Francois ‘White Buffalo’ Botha won his first two pro bouts in 1990 and Strydom stepped in to sign him up.

He arranged for Botha to train at an American gymnasium and during his seven-month stay there Botha won each of his five bouts impressively.

“At the stage I could see that Botha was not yet ready to take on the world’s leading heavyweights and told him to be patient and keep working hard,” Strydom recalled. “Only in 1995, by which time Botha was undefeated after 35 bouts, he was able to win a world title when he lifted the IBF title with a points win over Axel Schulz in Germany.

“I remember how some of the most knowledgeable boxing people in South Africa told me back in 1990 that I was wasting my money when I signed up Botha. I reckon they were taken aback as he ran up a 35-0 win record after being victorious against mostly American heavyweights.”

It’s 2014 now and Strydom’s famed ‘gut feeling’ has returned with the arrival of Visser, who at 2,04m is a giant by any standard.

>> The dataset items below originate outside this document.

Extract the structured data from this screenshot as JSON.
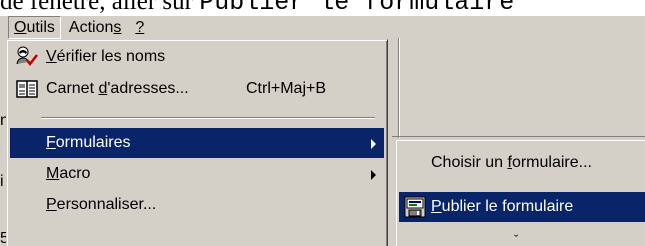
{
  "caption": {
    "prefix": "de fenêtre, aller sur ",
    "code": "Publier le formulaire"
  },
  "window_fragments": [
    "n",
    "i",
    "5"
  ],
  "menubar": {
    "items": [
      {
        "label_u": "O",
        "label_rest": "utils",
        "active": true
      },
      {
        "label_pre": "Action",
        "label_u": "s",
        "active": false
      },
      {
        "label_u": "?",
        "active": false
      }
    ]
  },
  "tools_menu": {
    "items": [
      {
        "icon": "check-names-icon",
        "label_u": "V",
        "label_rest": "érifier les noms",
        "shortcut": ""
      },
      {
        "icon": "address-book-icon",
        "label_pre": "Carnet ",
        "label_u": "d",
        "label_rest": "'adresses...",
        "shortcut": "Ctrl+Maj+B"
      },
      {
        "icon": "",
        "label_u": "F",
        "label_rest": "ormulaires",
        "submenu": true,
        "highlighted": true
      },
      {
        "icon": "",
        "label_u": "M",
        "label_rest": "acro",
        "submenu": true
      },
      {
        "icon": "",
        "label_u": "P",
        "label_rest": "ersonnaliser..."
      }
    ]
  },
  "forms_submenu": {
    "items": [
      {
        "icon": "",
        "label_pre": "Choisir un ",
        "label_u": "f",
        "label_rest": "ormulaire..."
      },
      {
        "icon": "publish-form-icon",
        "label_u": "P",
        "label_rest": "ublier le formulaire",
        "highlighted": true
      }
    ],
    "more_glyph": "ˇ"
  },
  "colors": {
    "menu_bg": "#d4d0c8",
    "highlight": "#0a246a",
    "highlight_text": "#ffffff"
  }
}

In recent months the 23-year-old Visser has been working out at a couple of Gauteng gymnasiums and after sparring rather impressively against some vastly experienced boxers he has created a buzz in South African boxing circles.

However, the buzz was not loud enough for local promoters to make a move for Visser’s signature until two weeks ago when Strydom sat down the father Nefdt Visser, and the fledgling boxer who recently turned professional, agreed terms with Strydom’s World Sports Promotions for the next five years.

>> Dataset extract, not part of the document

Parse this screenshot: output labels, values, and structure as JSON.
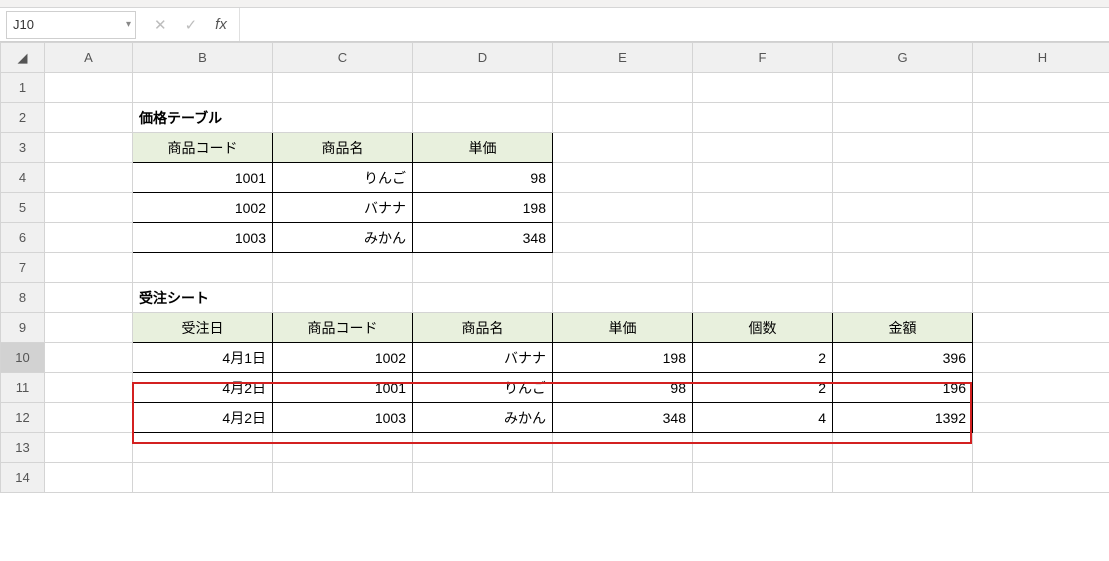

“Here is a young man who played Under-21 provincial rugby for the Valke and was a scratch golfer. He matriculated with a university exemption and throughout his school career he was rated as a ‘natural’ in all of the sports he participated in, including wrestling.

“I have a good ‘gut feel’ about him and have arranged for him to go the United States for intensive training, starting in April.

“He’ll have three short spells with leading American trainers over the next two months and then we’ll decide where he will be based for the next year or so.

“There is no need to rush Visser as he’ll have to work hard for next two or three years before he proves he has genuine world championship claims.

“I could have him fight in South Africa and he’ll be a big drawcard but that won’t be in his interests. I know local promoters could make a lot of money with him on the South African circuit but if that had to happen Visser’s career would be on the road to nowhere.”

Papa Visser said Ruann watched the Michael Grant – Botha world title bout in 2011 at Monte Casino in Johannesburg, and it was then that he decided he would pursue a professional boxing career.

“I’m thrilled that Strydom will take Ruann under his wing because he’s mapped out the careers of many world champions before,” said Visser snr. “I’m pleased that Strydom has no intention of rushing Ruann into the big time and that he has arranged for him to work with leading American trainers who can provide him with excellent heavyweight sparring on a regular basis.

“It’s just a matter of Ruann being patient and working hard at his chosen career.”

Strydom and Visser will be stopping over at leading boxing gyms in Las Vegas and Houston after they arrive in the United States next month.